Every government has a flag by which it can be recognized, and uprisings and revolutions also have particular flags whose logos bespeak of the objectives of their leaders. The global revolution of Hadrat al-Mahdi (‘a) has also a specific flag on which a slogan has been inscribed. Of course, although there are differences with respect to the slogan on his flag, there is a common point in all the statements and that is: It invites the people to obey him (‘a).

Now, it would suffice to mention some pertinent instances:

It has been recorded in a hadith: “It is thus written on the flag of Hadrat al-Mahdi (‘atfs): ‘Listen and obey him’.”

Elsewhere, we read: “The slogan of al-Mahdi’s (‘atfs) flag is al-bay‘atu lillah (the allegiance for the sake of Allah).”

**

Just a little different, eh?

Well, that’s it — just a footnote to ponder.

2 Responses to “Inscription on the flag of the Mahdi’s army?”

  1. omar Says:

    Is there a handy image of the mahdist flag?

  2. Charles Cameron Says:

    I haven’t seen one proposed by the Shia, Omar.  But since Moqtada al-Sadr named his militia the Jaish al-Mahdi I thought it might be worth looking for their flag, and found this paragraph in a piece by Nir Rosen in Boston Review:

    On August 13 an American helicopter hovered over a Sadr City radio tower flying the black Mahdi flag.
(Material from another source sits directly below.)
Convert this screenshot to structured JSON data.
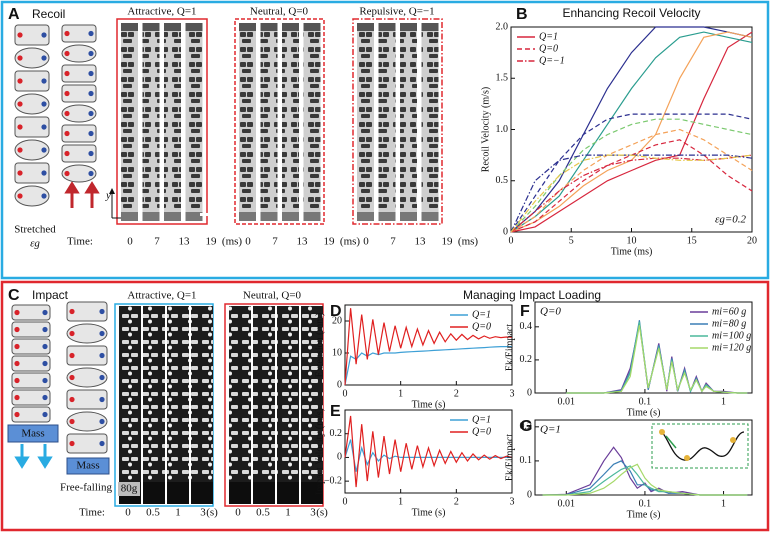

Soldiers tried to knock it down. Thousands of protestors clashed with U.S. troops; at least one Iraqi was killed and several others wounded. For Iraq’s insecure Shias, accustomed to victimization and reared on myths of martyrdom, it was the spark they had been waiting for: the Americans had declared war on Islam. In spite of an official apology, Friday prayers two days later in Sadr City were inflammatory. Sheikh Abdul Hadi al Daraji, a Sadr spokesman, warned that Iraqis would exact revenge for attacks against their sacred symbols. “Yesterday Saddam the infidel attacked our holy sites and the people of this holy city,” Daraji cried, “and now the Americans do the same thing. So what is the difference between Saddam and America?” He warned that people would seek revenge against the Americans, but the army of the Mahdi would channel that anger and control it.
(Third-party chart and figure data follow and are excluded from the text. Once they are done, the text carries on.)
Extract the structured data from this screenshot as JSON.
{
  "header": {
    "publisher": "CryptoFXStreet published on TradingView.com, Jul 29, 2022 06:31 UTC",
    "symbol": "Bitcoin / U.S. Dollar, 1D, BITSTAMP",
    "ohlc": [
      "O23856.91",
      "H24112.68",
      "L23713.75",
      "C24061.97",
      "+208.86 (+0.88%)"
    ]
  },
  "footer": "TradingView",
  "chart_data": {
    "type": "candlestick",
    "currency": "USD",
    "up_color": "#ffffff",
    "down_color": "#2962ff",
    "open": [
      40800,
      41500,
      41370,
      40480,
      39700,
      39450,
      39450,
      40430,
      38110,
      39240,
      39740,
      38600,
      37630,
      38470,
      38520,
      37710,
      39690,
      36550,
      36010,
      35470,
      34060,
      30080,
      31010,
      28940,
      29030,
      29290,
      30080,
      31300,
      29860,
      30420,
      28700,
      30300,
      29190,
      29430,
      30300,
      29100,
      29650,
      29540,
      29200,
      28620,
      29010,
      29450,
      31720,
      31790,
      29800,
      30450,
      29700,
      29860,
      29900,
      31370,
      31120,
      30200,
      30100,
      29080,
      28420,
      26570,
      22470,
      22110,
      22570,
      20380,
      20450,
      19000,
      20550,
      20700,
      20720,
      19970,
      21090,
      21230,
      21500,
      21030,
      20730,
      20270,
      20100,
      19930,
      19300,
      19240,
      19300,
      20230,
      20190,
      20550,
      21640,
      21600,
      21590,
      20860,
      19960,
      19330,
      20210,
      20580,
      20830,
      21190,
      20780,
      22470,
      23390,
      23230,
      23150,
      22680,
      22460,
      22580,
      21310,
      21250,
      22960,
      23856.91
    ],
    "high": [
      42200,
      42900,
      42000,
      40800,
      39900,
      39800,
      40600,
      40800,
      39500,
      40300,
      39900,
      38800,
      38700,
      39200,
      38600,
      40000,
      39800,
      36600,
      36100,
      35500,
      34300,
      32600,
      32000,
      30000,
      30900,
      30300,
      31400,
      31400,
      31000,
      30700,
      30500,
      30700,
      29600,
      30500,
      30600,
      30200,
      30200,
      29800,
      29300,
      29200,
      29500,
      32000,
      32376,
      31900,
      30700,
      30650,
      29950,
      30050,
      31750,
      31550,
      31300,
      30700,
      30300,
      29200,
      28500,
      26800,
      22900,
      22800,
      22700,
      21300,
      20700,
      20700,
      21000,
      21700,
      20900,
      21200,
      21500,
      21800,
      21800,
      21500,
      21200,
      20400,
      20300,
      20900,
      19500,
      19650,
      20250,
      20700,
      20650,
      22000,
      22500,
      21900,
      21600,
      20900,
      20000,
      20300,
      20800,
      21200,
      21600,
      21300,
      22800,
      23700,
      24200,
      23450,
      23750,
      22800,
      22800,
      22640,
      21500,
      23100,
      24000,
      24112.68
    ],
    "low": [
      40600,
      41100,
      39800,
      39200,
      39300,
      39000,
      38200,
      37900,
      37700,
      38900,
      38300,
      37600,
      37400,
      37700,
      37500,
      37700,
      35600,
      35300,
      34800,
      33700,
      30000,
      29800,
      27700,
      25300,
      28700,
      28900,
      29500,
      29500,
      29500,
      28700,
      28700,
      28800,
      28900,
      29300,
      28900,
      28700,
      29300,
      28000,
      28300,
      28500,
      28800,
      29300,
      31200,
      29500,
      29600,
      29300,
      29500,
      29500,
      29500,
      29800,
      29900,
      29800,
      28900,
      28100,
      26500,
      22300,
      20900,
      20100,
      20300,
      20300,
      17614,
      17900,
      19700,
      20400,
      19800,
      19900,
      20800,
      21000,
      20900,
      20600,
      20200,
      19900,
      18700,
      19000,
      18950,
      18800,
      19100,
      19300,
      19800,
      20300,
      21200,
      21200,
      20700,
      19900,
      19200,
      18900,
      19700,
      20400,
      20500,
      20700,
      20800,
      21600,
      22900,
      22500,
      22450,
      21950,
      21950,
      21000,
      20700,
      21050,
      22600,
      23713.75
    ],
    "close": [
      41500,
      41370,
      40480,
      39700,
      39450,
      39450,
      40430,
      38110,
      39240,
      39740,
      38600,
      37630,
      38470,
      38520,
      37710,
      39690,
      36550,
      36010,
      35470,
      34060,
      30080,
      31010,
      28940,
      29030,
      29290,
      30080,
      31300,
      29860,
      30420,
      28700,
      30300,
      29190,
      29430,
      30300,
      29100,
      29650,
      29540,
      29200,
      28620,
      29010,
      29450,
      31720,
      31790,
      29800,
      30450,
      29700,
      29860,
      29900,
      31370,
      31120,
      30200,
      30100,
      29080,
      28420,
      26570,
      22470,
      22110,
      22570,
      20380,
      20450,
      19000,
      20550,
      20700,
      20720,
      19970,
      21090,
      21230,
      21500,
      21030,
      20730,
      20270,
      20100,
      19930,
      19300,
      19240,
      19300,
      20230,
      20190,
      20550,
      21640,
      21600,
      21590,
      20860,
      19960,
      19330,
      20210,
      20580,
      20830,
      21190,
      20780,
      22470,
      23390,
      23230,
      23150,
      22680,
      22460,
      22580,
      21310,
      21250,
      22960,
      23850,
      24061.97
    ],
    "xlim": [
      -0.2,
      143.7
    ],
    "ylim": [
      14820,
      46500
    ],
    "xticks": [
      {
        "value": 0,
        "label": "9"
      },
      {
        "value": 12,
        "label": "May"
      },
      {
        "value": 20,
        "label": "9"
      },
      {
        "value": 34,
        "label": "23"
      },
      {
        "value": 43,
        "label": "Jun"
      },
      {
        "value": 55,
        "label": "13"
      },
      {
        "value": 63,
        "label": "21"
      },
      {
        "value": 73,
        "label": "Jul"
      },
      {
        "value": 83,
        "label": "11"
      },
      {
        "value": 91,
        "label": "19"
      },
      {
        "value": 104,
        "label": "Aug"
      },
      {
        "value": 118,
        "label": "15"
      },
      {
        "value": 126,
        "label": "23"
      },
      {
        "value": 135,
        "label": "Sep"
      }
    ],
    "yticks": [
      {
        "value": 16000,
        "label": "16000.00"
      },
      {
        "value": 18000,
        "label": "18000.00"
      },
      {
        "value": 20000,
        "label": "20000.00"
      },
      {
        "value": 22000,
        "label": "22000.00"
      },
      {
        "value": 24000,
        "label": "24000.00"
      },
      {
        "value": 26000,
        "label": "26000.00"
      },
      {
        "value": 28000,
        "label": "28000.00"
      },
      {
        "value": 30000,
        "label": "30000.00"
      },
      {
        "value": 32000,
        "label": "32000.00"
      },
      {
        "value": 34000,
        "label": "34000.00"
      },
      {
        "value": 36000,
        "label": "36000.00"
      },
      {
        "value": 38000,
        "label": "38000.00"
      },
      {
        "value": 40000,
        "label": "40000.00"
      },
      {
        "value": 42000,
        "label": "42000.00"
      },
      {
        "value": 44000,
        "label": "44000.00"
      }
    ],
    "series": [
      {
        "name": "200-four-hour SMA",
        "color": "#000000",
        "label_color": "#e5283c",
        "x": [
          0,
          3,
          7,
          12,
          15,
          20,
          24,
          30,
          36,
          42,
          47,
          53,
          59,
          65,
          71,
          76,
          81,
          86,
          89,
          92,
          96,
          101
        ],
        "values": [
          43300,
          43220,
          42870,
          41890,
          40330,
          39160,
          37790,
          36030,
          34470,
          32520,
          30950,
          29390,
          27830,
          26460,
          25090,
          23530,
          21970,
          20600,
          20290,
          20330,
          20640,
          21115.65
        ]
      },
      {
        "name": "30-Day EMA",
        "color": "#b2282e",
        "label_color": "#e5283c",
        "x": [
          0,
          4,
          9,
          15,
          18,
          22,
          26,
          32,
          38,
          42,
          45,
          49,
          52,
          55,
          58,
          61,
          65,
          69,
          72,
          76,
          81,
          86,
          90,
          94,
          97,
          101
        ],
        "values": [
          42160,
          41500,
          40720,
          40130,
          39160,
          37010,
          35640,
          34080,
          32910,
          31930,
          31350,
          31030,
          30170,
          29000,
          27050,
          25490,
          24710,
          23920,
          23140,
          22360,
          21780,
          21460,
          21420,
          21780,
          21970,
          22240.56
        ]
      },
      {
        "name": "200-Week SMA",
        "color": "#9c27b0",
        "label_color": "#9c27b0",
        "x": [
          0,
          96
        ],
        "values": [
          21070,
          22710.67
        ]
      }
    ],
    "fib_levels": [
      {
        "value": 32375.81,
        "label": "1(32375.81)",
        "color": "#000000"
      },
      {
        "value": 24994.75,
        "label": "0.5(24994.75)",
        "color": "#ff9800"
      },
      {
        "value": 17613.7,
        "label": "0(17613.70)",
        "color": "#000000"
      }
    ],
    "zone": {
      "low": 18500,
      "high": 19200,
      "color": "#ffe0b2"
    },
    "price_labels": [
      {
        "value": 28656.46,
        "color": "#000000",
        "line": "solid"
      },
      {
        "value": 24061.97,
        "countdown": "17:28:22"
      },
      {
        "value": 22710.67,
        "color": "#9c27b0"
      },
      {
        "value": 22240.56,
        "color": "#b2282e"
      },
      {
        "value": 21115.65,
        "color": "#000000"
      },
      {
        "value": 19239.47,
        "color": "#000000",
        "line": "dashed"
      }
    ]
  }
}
    That would have been in 2003.
    .
    I also wondered whether the Khorasan ahadith would be featured in current Shia thinking, and found this in one of the back issues of Current Trends:

    The Russian journalist Anastasia Fatima Ezhova, who converted to Shiism, is a prime example. A loyal supporter of Ahli Beit, she signs most of her articles under the pseudonym Fatima Hizbulla and main­tains a blog on the internet called “The Black Banners of Khorasan.”
    .
    Her slogan, which appears at the end of all her articles, is: “Every day is Ashura, all the World is Karbala.”
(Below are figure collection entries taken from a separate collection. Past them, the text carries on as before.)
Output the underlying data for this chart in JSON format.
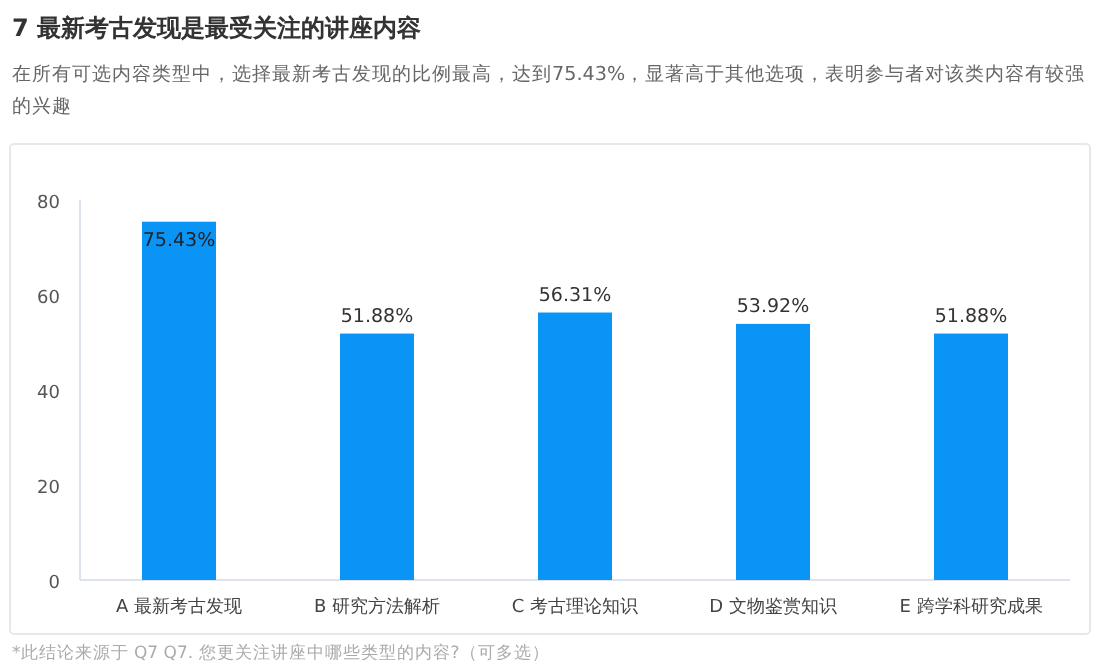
{
  "chart_data": {
    "type": "bar",
    "title": "7 最新考古发现是最受关注的讲座内容",
    "subtitle": "在所有可选内容类型中，选择最新考古发现的比例最高，达到75.43%，显著高于其他选项，表明参与者对该类内容有较强的兴趣",
    "categories": [
      "A 最新考古发现",
      "B 研究方法解析",
      "C 考古理论知识",
      "D 文物鉴赏知识",
      "E 跨学科研究成果"
    ],
    "values": [
      75.43,
      51.88,
      56.31,
      53.92,
      51.88
    ],
    "value_labels": [
      "75.43%",
      "51.88%",
      "56.31%",
      "53.92%",
      "51.88%"
    ],
    "color": "#0a94f5",
    "ylim": [
      0,
      80
    ],
    "yticks": [
      0,
      20,
      40,
      60,
      80
    ],
    "grid": false,
    "annotations": [
      "*此结论来源于 Q7 Q7. 您更关注讲座中哪些类型的内容?（可多选）"
    ]
  }
}
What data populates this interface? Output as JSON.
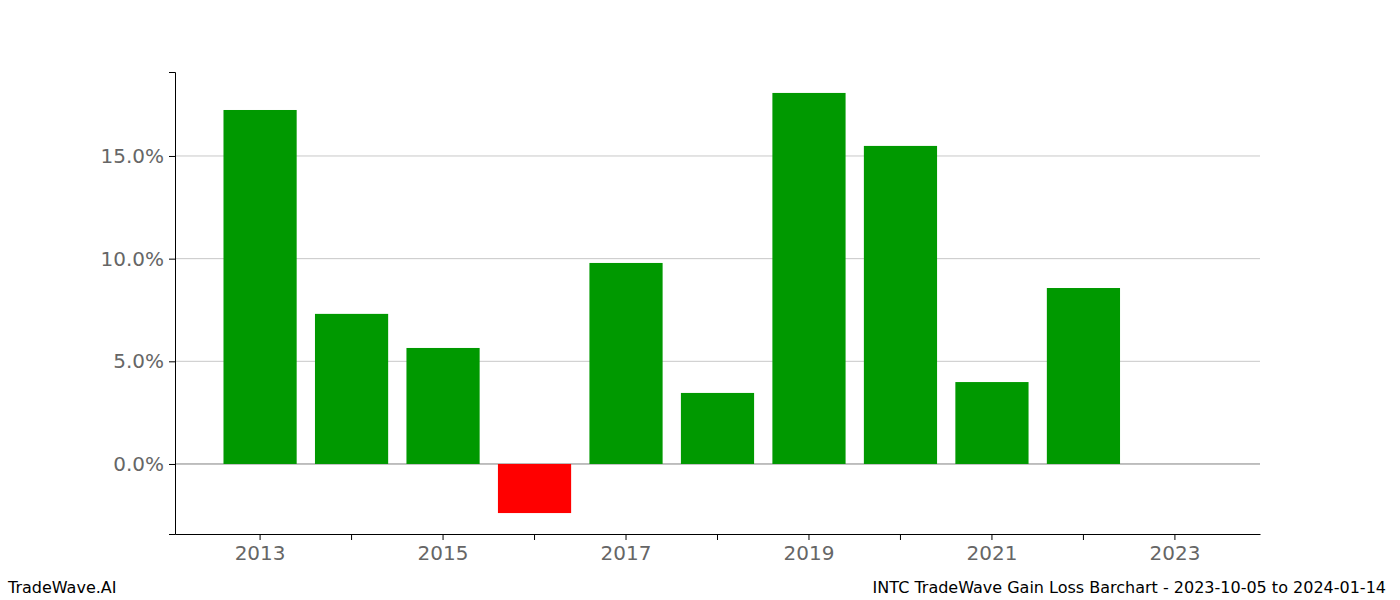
{
  "chart_data": {
    "type": "bar",
    "title": "INTC TradeWave Gain Loss Barchart - 2023-10-05 to 2024-01-14",
    "annotations": [
      "TradeWave.AI"
    ],
    "categories": [
      "2013",
      null,
      "2015",
      null,
      "2017",
      null,
      "2019",
      null,
      "2021",
      null,
      "2023"
    ],
    "values": [
      17.24,
      7.31,
      5.65,
      -2.39,
      9.79,
      3.46,
      18.07,
      15.49,
      3.99,
      8.57,
      null
    ],
    "colors": [
      "#009900",
      "#009900",
      "#009900",
      "#ff0000",
      "#009900",
      "#009900",
      "#009900",
      "#009900",
      "#009900",
      "#009900",
      null
    ],
    "ylim": [
      -3.41,
      19.09
    ],
    "yticks": [
      {
        "value": 0,
        "label": "0.0%"
      },
      {
        "value": 5,
        "label": "5.0%"
      },
      {
        "value": 10,
        "label": "10.0%"
      },
      {
        "value": 15,
        "label": "15.0%"
      }
    ],
    "grid": true
  }
}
    A little later in the same piece, we read:

    Joining Moscow and Yekaterinburg, where the death of Imam Hussein has been commemorated for the last few years, many new cities like Omsk, Chelyabinsk, Nizhniy Novgorod and even St. Petersburg hosted Ashura celebrations. Participants lifted the black banners of Khorasan while calling it a Muslim rather than a Shia tradition. This makes one wonder what kind of Islam will win the battle over the yet non-Muslim Russian minds in the next decade — Sunni or Shite [sic].

    Here’s the thing, Omar.  I glean what I can where I can, but I lack the (many) languages to delve deeper into what I find.  And while for the people who wave them, whether in Siberia or Somalia, the black banners have a decidedly intense meaning, that meaning is religious (which many journos would like to gloss over) and specifically apocalyptic (even less interesting) — and the banners themselves are emblems at that (not as real nor as easily quantified as militiamen and munitions) — so they’re not always reported…
    .
    I guess if i didn’t feel so damned ignorant, I wouldn’t keep looking.